L’expérience, plus lassée qu’éclairée par les évènemens, conduit à une politique stationnaire ; la philosophie critique l’érige en système. L’esprit de conservation, devenu toute la raison d’état, aboutit au même point. C’est la politique à laquelle reviendra toujours par son propre poids l’ancienne majorité, quand le pouvoir ne saura pas introduire dans son sein des élémens nouveaux, et la modifier par des alliances qui l’animent et l’enhardissent. À côté des intérêts, des principes, des scrupules, qui dirigent légitimement un parti conservateur, les préjugés envieux, les ressentimens implacables se feront place, et sauront encore tout rapetisser, tout, même le pouvoir qui deviendra, non le guide, mais le serviteur de son parti. Le cœur humain porte partout ses tristes faiblesses.

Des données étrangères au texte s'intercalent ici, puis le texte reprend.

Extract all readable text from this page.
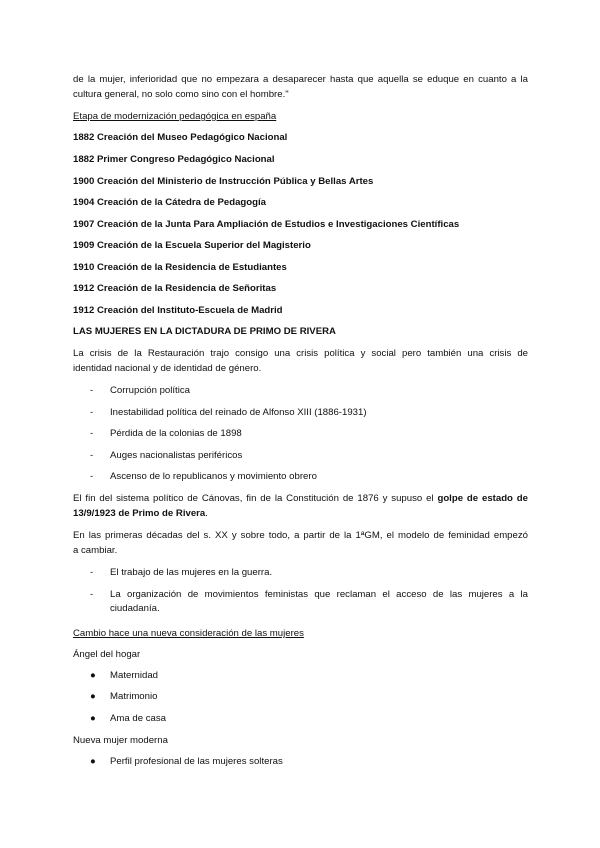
de la mujer, inferioridad que no empezara a desaparecer hasta que aquella se eduque en cuanto a la
cultura general, no solo como sino con el hombre."
Etapa de modernización pedagógica en españa
1882 Creación del Museo Pedagógico Nacional
1882 Primer Congreso Pedagógico Nacional
1900 Creación del Ministerio de Instrucción Pública y Bellas Artes
1904 Creación de la Cátedra de Pedagogía
1907 Creación de la Junta Para Ampliación de Estudios e Investigaciones Científicas
1909 Creación de la Escuela Superior del Magisterio
1910 Creación de la Residencia de Estudiantes
1912 Creación de la Residencia de Señoritas
1912 Creación del Instituto-Escuela de Madrid
LAS MUJERES EN LA DICTADURA DE PRIMO DE RIVERA
La crisis de la Restauración trajo consigo una crisis política y social pero también una crisis de
identidad nacional y de identidad de género.
- Corrupción política
- Inestabilidad política del reinado de Alfonso XIII (1886-1931)
- Pérdida de la colonias de 1898
- Auges nacionalistas periféricos
- Ascenso de lo republicanos y movimiento obrero
El fin del sistema político de Cánovas, fin de la Constitución de 1876 y supuso el golpe de estado de
13/9/1923 de Primo de Rivera.
En las primeras décadas del s. XX y sobre todo, a partir de la 1ªGM, el modelo de feminidad empezó
a cambiar.
- El trabajo de las mujeres en la guerra.
-	La organización de movimientos feministas que reclaman el acceso de las mujeres a la ciudadanía.
Cambio hace una nueva consideración de las mujeres
Ángel del hogar
● Maternidad
● Matrimonio
● Ama de casa
Nueva mujer moderna
● Perfil profesional de las mujeres solteras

Les partis conservateurs ont leurs passions, ainsi que tous les partis ; mais, comme les sectes orthodoxes, ils ont le tort de s’en croire exempts.

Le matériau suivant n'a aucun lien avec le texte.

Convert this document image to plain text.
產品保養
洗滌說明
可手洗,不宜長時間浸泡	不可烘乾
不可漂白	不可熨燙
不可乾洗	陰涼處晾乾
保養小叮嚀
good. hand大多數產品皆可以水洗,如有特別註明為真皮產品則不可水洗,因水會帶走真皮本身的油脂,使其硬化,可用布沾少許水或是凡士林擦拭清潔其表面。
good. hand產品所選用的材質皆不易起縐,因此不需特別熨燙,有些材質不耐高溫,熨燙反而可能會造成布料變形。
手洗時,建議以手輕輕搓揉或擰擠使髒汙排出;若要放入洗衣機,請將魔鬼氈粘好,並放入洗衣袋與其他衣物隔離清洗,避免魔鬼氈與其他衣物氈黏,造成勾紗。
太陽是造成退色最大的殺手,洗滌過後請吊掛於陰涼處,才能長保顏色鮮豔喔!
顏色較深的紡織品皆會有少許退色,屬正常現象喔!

Pour nous, nous voudrions avoir décrit exactement, dans ses causes et dans ses conséquences, un fait grave : c’est que la force du gouvernement actuel est méconnue, et que le sentiment de ses dangers et de sa faiblesse domine dans la politique exclusivement conservatrice. Les causes principales sont l’origine révolutionnaire de notre gouvernement, les souvenirs des excès d’une autre époque, les menaces odieuses et les attentats insensés des factions, la tendance naturelle aux esprits familiarisés avec la gestion des intérêts privés à préférer à tout la sécurité immédiate et la tranquillité matérielle, l’aspect inquiétant des agitations journalières d’un état libre, les ressentimens créés par nos luttes parlementaires, le faible du temps pour le scepticisme, la mobilité d’idées engendrée par celle des évènemens, le passé mal compris, l’expérience mal consultée : toutes ces causes ont imprimé à la politique conservatrice les caractères exclusifs d’une politique de résistance. La résistance n’est en théorie qu’une idée négative. Dans la pratique, elle n’est nécessaire qu’à l’ordre, et l’ordre qui en temps orageux peut être le but, n’est plus en temps régulier qu’un moyen de gouvernement.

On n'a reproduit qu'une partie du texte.